By default, OCSP checking is not enabled. It is enabled by setting the ocsp.enable property to true. Use of the remaining properties is optional. Note that enabling OCSP checking only has an effect if revocation checking has also been enabled. Revocation checking is enabled via the PKIXParameters.setRevocationEnabled() method.

OCSP checking works in conjunction with Certificate Revocation Lists (CRLs) during revocation checking. Below is a summary of the interaction of OCSP and CRLs. Failover to CRLs occurs only if an OCSP problem is encountered. Failover does not occur if the OCSP responder confirms either that the certificate has been revoked or that it has not been revoked.

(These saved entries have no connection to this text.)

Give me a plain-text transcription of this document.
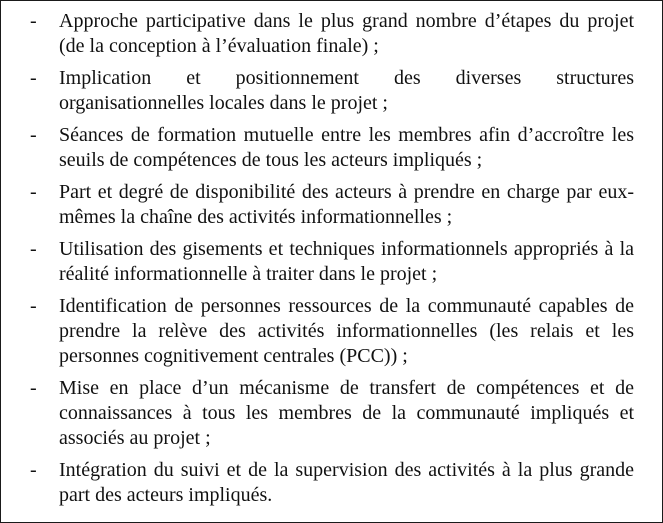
-	Approche participative dans le plus grand nombre d’étapes du projet (de la conception à l’évaluation finale) ;

-	Implication et positionnement des diverses structures organisationnelles locales dans le projet ;

-	Séances de formation mutuelle entre les membres afin d’accroître les seuils de compétences de tous les acteurs impliqués ;

-	Part et degré de disponibilité des acteurs à prendre en charge par eux-mêmes la chaîne des activités informationnelles ;

-	Utilisation des gisements et techniques informationnels appropriés à la réalité informationnelle à traiter dans le projet ;

-	Identification de personnes ressources de la communauté capables de prendre la relève des activités informationnelles (les relais et les personnes cognitivement centrales (PCC)) ;

-	Mise en place d’un mécanisme de transfert de compétences et de connaissances à tous les membres de la communauté impliqués et associés au projet ;

-	Intégration du suivi et de la supervision des activités à la plus grande part des acteurs impliqués.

PKIXParameters RevocationEnabled (default `true`)	`ocsp.enable` (default `false`)	Behavior
`true`	`true`	Revocation checking using OCSP, failover to using CRLs
`true`	`false`	Revocation checking using CRLs only
`false`	`true`	No revocation checking
`false`	`false`	No revocation checking

Maximum Allowable Clock Skew

You might encounter connection failures during revocation checking because the network is slow or the system clock is off by some amount. Set the maximum allowable clock skew (the time difference between response time and local time), in seconds, used for revocation checks with the system property com.sun.security.ocsp.clockskew. If the property has not been set, or if its value is negative, it's set to the default value of 900 seconds (15 minutes).